Por enésima vez aquella tarde, deslizó el dedo por el último párrafo que había leído; estaba firmado con las iniciales de su padre. En realidad, el manual, o lo que quiera que fuese, era un compendio de reflexiones, análisis, teorías, datos e ilustraciones que tenía como epicentro a los naga, pero que derivaba en toda una serie de caminos paralelos que a veces no conducían a ninguna parte. Intuía que, en más de una ocasión, los autores (que podían contarse por decenas), se limitaban a expresar sus deseos y temores, sin ningún tipo de aval, y eso dificultaba que el lector identificase qué parte de la lectura estaba basada en datos reales y qué parte era pura fantasía. Lo único que parecía estar confirmado era que los naga eran tan conscientes de sus propias emociones y sentimientos, como de las emociones y sentimientos de los otros. Una cualidad que él, siempre protector de su intimidad y con tendencia a aislarse, percibía como una maldición.

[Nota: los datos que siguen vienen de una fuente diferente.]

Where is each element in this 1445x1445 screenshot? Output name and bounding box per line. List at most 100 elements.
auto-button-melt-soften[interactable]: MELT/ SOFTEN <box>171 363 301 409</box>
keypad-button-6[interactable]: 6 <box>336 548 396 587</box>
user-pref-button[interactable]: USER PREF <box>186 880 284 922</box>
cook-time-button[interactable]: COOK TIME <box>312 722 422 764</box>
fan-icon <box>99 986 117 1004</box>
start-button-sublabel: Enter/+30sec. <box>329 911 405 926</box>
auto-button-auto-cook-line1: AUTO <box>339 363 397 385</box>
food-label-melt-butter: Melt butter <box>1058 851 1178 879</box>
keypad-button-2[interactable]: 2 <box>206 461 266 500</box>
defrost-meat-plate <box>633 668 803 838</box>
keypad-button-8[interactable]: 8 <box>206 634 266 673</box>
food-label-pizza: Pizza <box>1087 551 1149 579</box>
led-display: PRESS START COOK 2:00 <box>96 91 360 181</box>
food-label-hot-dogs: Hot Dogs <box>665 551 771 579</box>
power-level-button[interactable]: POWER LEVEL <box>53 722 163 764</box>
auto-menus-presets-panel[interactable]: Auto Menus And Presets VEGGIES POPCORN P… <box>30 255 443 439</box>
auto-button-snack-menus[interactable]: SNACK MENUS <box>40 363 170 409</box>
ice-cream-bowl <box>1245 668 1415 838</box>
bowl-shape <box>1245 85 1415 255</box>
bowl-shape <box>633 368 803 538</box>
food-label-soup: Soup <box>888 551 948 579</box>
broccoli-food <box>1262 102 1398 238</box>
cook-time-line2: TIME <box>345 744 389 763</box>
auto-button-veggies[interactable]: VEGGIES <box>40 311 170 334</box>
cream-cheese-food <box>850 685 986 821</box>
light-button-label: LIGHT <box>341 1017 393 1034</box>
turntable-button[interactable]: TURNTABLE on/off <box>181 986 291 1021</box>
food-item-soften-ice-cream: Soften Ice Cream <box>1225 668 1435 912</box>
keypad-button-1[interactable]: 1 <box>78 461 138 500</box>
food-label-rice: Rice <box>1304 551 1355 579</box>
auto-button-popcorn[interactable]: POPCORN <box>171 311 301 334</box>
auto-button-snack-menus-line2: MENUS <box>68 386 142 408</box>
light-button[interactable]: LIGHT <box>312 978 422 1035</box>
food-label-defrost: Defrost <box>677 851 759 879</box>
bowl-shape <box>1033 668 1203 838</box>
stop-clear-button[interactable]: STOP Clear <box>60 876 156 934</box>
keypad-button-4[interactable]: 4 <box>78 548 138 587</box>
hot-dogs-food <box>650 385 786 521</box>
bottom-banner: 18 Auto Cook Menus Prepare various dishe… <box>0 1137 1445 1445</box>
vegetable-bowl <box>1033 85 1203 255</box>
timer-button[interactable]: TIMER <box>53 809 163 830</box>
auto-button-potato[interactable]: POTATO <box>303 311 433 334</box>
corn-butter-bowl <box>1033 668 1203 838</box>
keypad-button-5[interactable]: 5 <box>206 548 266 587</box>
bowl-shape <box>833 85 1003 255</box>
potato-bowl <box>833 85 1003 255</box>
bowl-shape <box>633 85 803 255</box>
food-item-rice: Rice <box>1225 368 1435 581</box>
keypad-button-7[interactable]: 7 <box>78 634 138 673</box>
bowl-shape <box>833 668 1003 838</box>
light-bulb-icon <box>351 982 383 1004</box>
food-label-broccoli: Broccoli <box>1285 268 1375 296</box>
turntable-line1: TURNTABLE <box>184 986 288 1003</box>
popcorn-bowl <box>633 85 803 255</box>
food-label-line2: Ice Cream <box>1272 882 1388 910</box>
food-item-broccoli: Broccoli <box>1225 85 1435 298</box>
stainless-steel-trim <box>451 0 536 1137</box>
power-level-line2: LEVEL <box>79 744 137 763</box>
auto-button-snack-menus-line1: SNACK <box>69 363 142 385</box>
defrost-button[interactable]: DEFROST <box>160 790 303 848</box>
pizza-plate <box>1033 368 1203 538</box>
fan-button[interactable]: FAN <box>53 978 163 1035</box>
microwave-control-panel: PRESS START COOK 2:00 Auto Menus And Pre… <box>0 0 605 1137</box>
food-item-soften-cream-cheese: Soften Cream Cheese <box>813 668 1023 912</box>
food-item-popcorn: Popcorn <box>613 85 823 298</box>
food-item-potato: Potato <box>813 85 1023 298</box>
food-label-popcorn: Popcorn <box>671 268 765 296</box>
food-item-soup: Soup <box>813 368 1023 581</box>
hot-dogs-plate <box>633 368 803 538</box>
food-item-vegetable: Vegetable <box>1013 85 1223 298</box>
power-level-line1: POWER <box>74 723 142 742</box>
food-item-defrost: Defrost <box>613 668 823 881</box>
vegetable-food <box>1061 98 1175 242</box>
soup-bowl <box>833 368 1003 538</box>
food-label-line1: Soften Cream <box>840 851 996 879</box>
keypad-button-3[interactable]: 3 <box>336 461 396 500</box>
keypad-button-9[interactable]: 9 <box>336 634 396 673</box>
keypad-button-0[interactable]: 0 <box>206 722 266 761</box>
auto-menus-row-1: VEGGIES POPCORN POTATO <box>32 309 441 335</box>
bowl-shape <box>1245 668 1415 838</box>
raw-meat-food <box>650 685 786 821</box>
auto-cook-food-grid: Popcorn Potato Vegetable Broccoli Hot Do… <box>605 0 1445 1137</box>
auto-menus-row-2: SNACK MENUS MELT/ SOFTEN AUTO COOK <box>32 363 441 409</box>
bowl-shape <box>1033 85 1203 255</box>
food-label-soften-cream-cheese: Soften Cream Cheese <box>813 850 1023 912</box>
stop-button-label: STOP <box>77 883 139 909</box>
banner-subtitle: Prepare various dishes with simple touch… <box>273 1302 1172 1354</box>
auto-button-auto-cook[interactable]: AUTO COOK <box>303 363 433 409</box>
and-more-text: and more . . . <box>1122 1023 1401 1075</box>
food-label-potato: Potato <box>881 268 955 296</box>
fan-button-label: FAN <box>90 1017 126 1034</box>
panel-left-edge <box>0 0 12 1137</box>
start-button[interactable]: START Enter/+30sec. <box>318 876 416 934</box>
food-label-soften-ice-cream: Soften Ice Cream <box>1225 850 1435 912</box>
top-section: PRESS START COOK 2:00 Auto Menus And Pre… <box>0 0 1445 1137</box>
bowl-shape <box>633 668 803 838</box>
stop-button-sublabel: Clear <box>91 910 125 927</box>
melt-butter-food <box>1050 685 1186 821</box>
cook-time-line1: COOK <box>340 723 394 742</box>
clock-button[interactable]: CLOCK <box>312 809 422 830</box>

La gente de su bisabuela no necesitaba a la prensa rosa ni a la amarilla. Los naga lo sabían todo de todos, sin necesidad de periodistas. Menudos descendientes de dioses pringados.

Luna aún podía sentir el perfume de Alexander impregnado en su ropa. Él tenía la costumbre griega (o eso le había dicho) de despedirse con fuertes abrazos y besos en la cabeza, y ella los recibía de muy buen grado, aunque, por su diferencia de estatura, no podía devolvérselos. Hacía menos de una hora que se habían separado frente a la puerta de su dormitorio, pero ya contaba los minutos que faltaban para reencontrarse con él en la cena. Martín se había encargado de que le mostrara todos los rincones hermosos de la ciudad, y a eso se dedicaban por las tardes, si el tiempo lo permitía. El resto del día ella era un huésped y él, entre otras muchas cosas, el director de la escuela benéfica de su padre.